It’s a first: Wolves win 103-102 at Utah, end 9-game road losing streak

Posted on April 4th, 2009 – 12:46 AM
By Jerry Zgoda

Sorry, lottery-odd watchers. Wolves win, Jazz lose, which means it looks the Wolves probably won’t get Utah’s first round pick this summer (good thing) and they’ll probably end up aimed at the sixth pick in this summer’s draft with their own.

OK, so the Wolves have won at EnergySolutions Arena before. They just haven’t done so since December 2005, which means it’s all new for these Timberwolves.

Rodney Carney called the victory, which ended a nine-game losing streak dating to Feb. 18 at Miami, “very satisfying…because I’ve never won here” after he matched his career high with 25 points, including five three pointers.

The Wolves won without Big Al, of course. Without Craig Smith or Randy Foye. With Kevin Love playing ill.

Mike Miller played his predictably efficient game, approaching a triple-double with a 14-point, 9-rebound, 8-assist night. Ryan Gomes matched Carney’s 25 points, his most since he scored 28 on March xx against New York.

This time, Mehmet Okur didn’t beat the Wolves with a last-second shot, as he had done twice already this season.

This season, Carney provided the punctuation, including an unlikely bucket with 94 seconds left that sucked the life right out of arguably the loudest arena in the league and perhaps out of a Jazz team that was playing its fourth game in five nights after playing a late TNT game in Denver Thursday.

The shot clock was at one when Gomes heaved up a three pointer simply aimed anywhere toward the rim from well beyond 30 feet. It hit front, bounced against the backboard and came down. Carney, off balanced, reached up and with his left hand tipped the ball back up and in.

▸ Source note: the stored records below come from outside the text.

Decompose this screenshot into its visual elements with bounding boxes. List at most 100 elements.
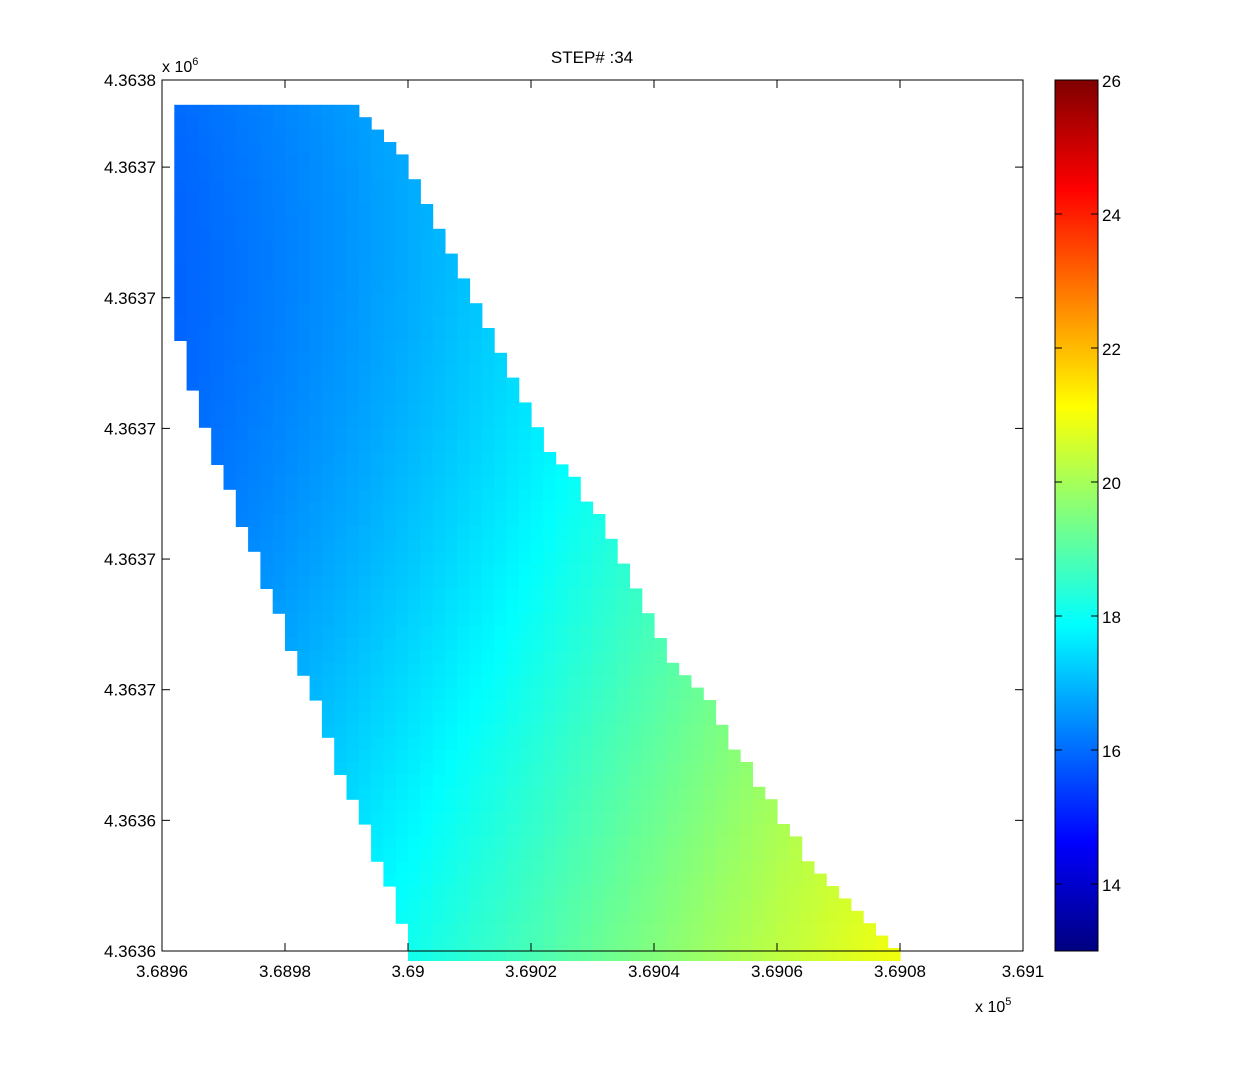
heatmap-cell xyxy=(334,340,348,354)
heatmap-cell xyxy=(371,216,384,230)
heatmap-cell xyxy=(457,700,471,713)
heatmap-cell xyxy=(309,427,323,441)
heatmap-cell xyxy=(604,563,618,577)
heatmap-cell xyxy=(457,402,471,416)
heatmap-cell xyxy=(666,774,680,788)
heatmap-cell xyxy=(567,489,581,503)
heatmap-cell xyxy=(358,390,372,403)
heatmap-cell xyxy=(543,762,557,775)
heatmap-cell xyxy=(395,737,409,751)
heatmap-cell xyxy=(469,873,483,887)
heatmap-cell xyxy=(715,935,729,949)
heatmap-cell xyxy=(395,873,409,887)
heatmap-cell xyxy=(469,625,483,639)
heatmap-cell xyxy=(543,563,557,577)
heatmap-cell xyxy=(641,799,655,813)
heatmap-cell xyxy=(383,824,397,837)
heatmap-cell xyxy=(752,923,766,937)
heatmap-cell xyxy=(321,526,335,540)
heatmap-cell xyxy=(198,390,212,403)
heatmap-cell xyxy=(531,439,544,453)
heatmap-cell xyxy=(469,613,483,627)
heatmap-cell xyxy=(309,129,323,143)
heatmap-cell xyxy=(408,799,421,813)
heatmap-cell xyxy=(444,700,458,713)
heatmap-cell xyxy=(826,898,840,912)
heatmap-cell xyxy=(727,786,741,800)
heatmap-cell xyxy=(248,427,261,441)
heatmap-cell xyxy=(494,923,507,937)
heatmap-cell xyxy=(198,253,212,267)
heatmap-cell xyxy=(260,315,274,329)
heatmap-cell xyxy=(260,390,274,403)
heatmap-cell xyxy=(666,675,680,689)
heatmap-cell xyxy=(531,476,544,490)
heatmap-cell xyxy=(444,352,458,366)
heatmap-cell xyxy=(457,774,471,788)
heatmap-cell xyxy=(285,576,298,589)
heatmap-cell xyxy=(531,576,544,589)
heatmap-cell xyxy=(248,514,261,527)
heatmap-cell xyxy=(580,848,594,862)
heatmap-cell xyxy=(309,166,323,180)
heatmap-cell xyxy=(346,142,360,155)
heatmap-cell xyxy=(309,625,323,639)
heatmap-cell xyxy=(580,824,594,837)
heatmap-cell xyxy=(469,675,483,689)
heatmap-cell xyxy=(383,762,397,775)
heatmap-cell xyxy=(518,861,532,875)
heatmap-cell xyxy=(555,774,569,788)
heatmap-cell xyxy=(371,576,384,589)
heatmap-cell xyxy=(481,848,495,862)
heatmap-cell xyxy=(358,476,372,490)
heatmap-cell xyxy=(334,117,348,131)
heatmap-cell xyxy=(629,948,643,961)
heatmap-cell xyxy=(592,786,606,800)
heatmap-cell xyxy=(346,377,360,391)
heatmap-cell xyxy=(371,290,384,304)
heatmap-cell xyxy=(395,762,409,775)
heatmap-cell xyxy=(715,737,729,751)
heatmap-cell xyxy=(629,712,643,726)
heatmap-cell xyxy=(592,514,606,527)
heatmap-cell xyxy=(457,315,471,329)
heatmap-cell xyxy=(494,811,507,825)
heatmap-cell xyxy=(469,303,483,317)
heatmap-cell xyxy=(715,762,729,775)
heatmap-cell xyxy=(321,266,335,279)
heatmap-cell xyxy=(346,191,360,205)
heatmap-cell xyxy=(358,613,372,627)
heatmap-cell xyxy=(358,154,372,168)
heatmap-cell xyxy=(518,662,532,676)
heatmap-cell xyxy=(297,501,311,515)
heatmap-cell xyxy=(395,638,409,651)
heatmap-cell xyxy=(481,700,495,713)
heatmap-cell xyxy=(690,824,704,837)
heatmap-cell xyxy=(469,464,483,478)
heatmap-cell xyxy=(174,241,188,255)
heatmap-cell xyxy=(826,910,840,924)
heatmap-cell xyxy=(629,687,643,701)
heatmap-cell xyxy=(703,898,717,912)
heatmap-cell xyxy=(235,340,249,354)
heatmap-cell xyxy=(531,749,544,763)
heatmap-cell xyxy=(580,551,594,565)
heatmap-cell xyxy=(174,166,188,180)
heatmap-cell xyxy=(543,712,557,726)
heatmap-cell xyxy=(543,737,557,751)
heatmap-cell xyxy=(727,762,741,775)
heatmap-cell xyxy=(211,315,225,329)
heatmap-cell xyxy=(297,414,311,428)
heatmap-cell xyxy=(678,898,692,912)
heatmap-cell xyxy=(420,576,434,589)
heatmap-cell xyxy=(358,303,372,317)
heatmap-cell xyxy=(740,786,753,800)
heatmap-cell xyxy=(309,526,323,540)
heatmap-cell xyxy=(531,910,544,924)
heatmap-cell xyxy=(580,737,594,751)
heatmap-cell xyxy=(494,526,507,540)
heatmap-cell xyxy=(641,687,655,701)
heatmap-cell xyxy=(408,191,421,205)
heatmap-cell xyxy=(223,154,237,168)
heatmap-cell xyxy=(420,228,434,242)
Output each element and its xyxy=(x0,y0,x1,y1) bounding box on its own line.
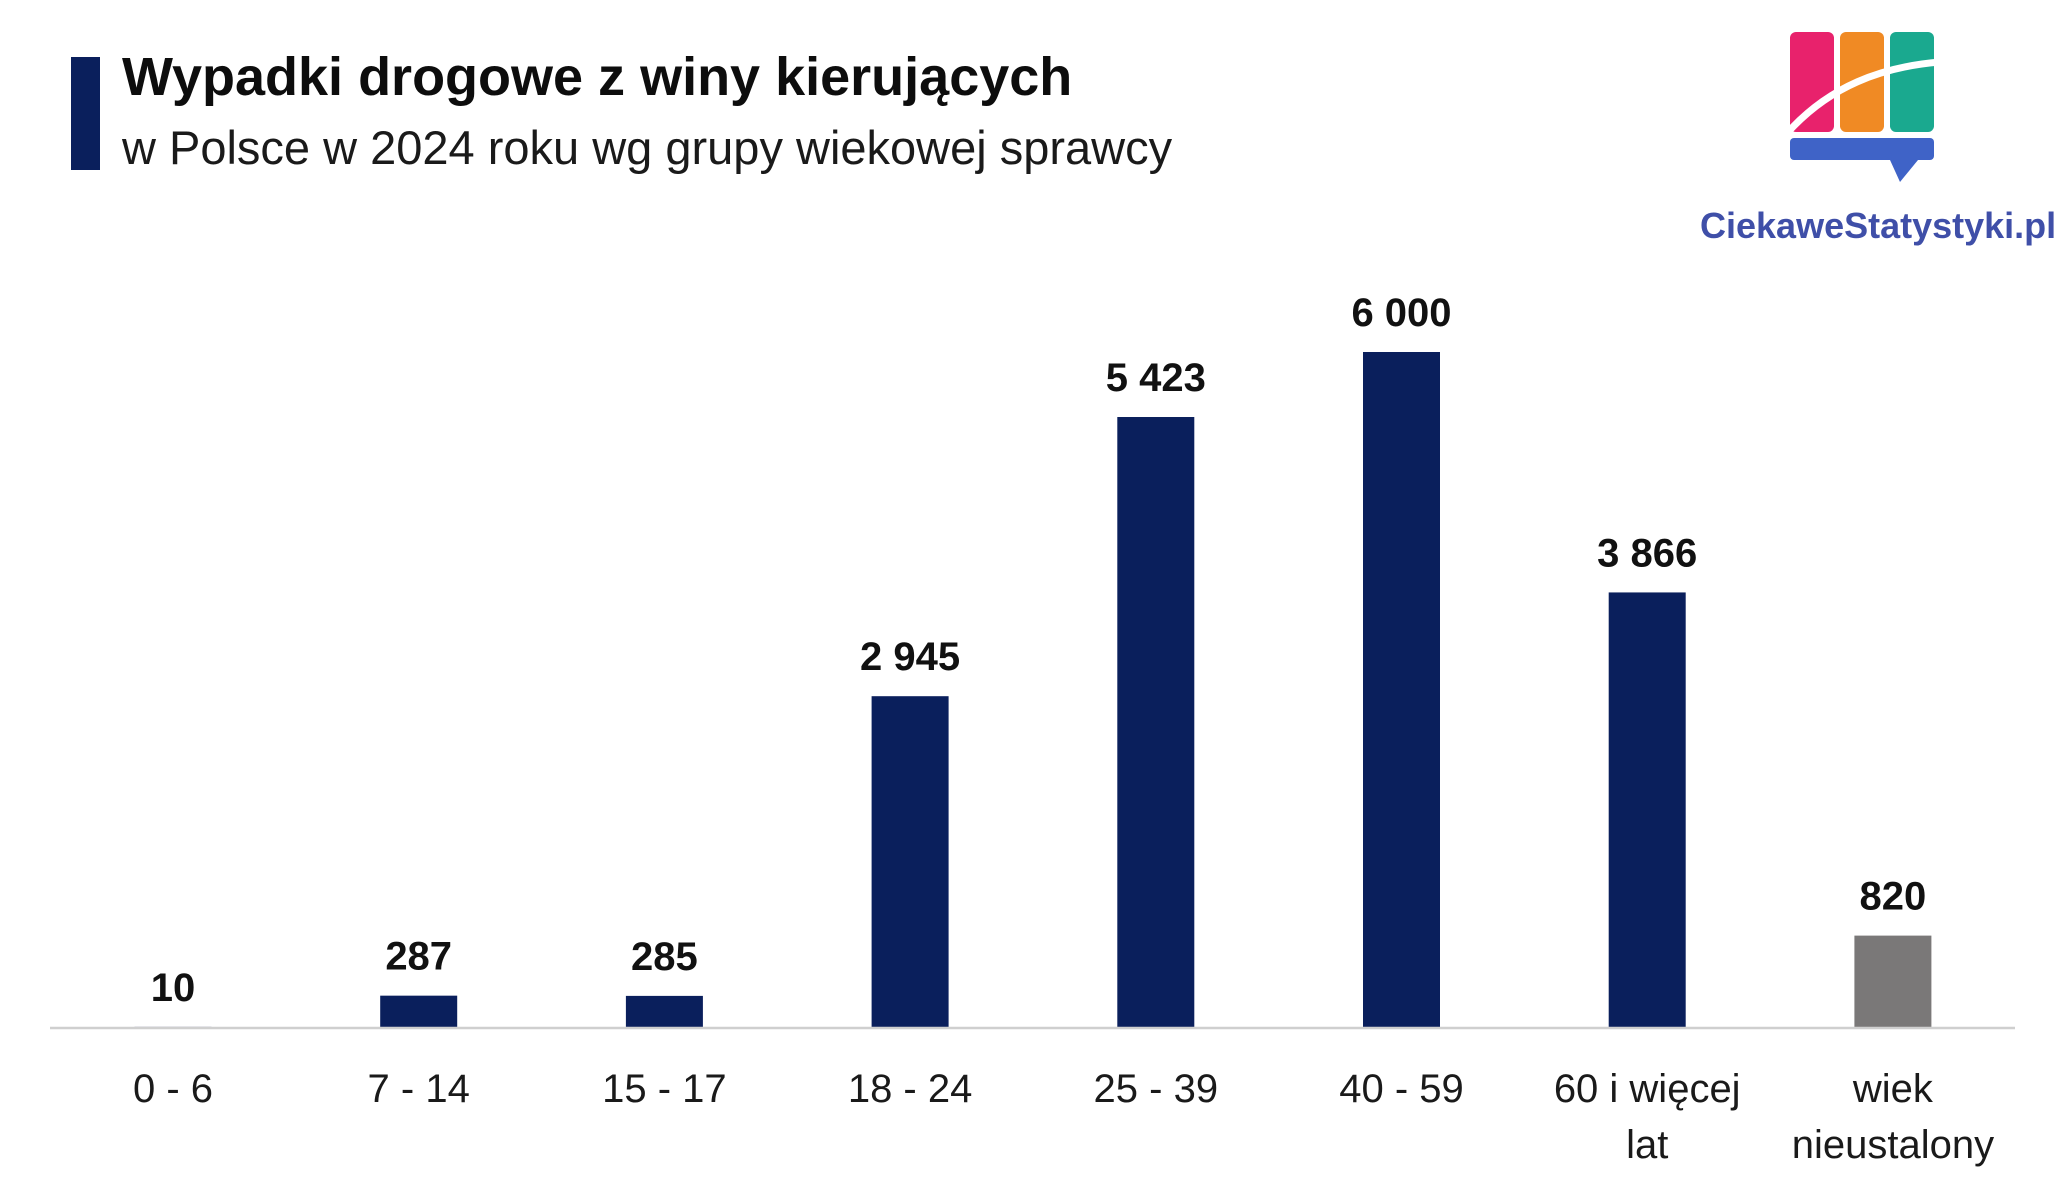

It wasn’t the basket that put the Wolves ahead to stay — Carney’s subsequent three pointer with 32 seconds left did, at 103-100 — but it might as well have.

I asked Kevin McHale afterward which play in the team’s famous “thumb” series calls for the long-distance heave and off-balance, left-handed tip.

“That was all Rodney Carney,” he said. “That’s what that was.”

Wolves flew home happy after tonight’s game and face Denver Sunday night at Target Center. Only six left from here, sports fans!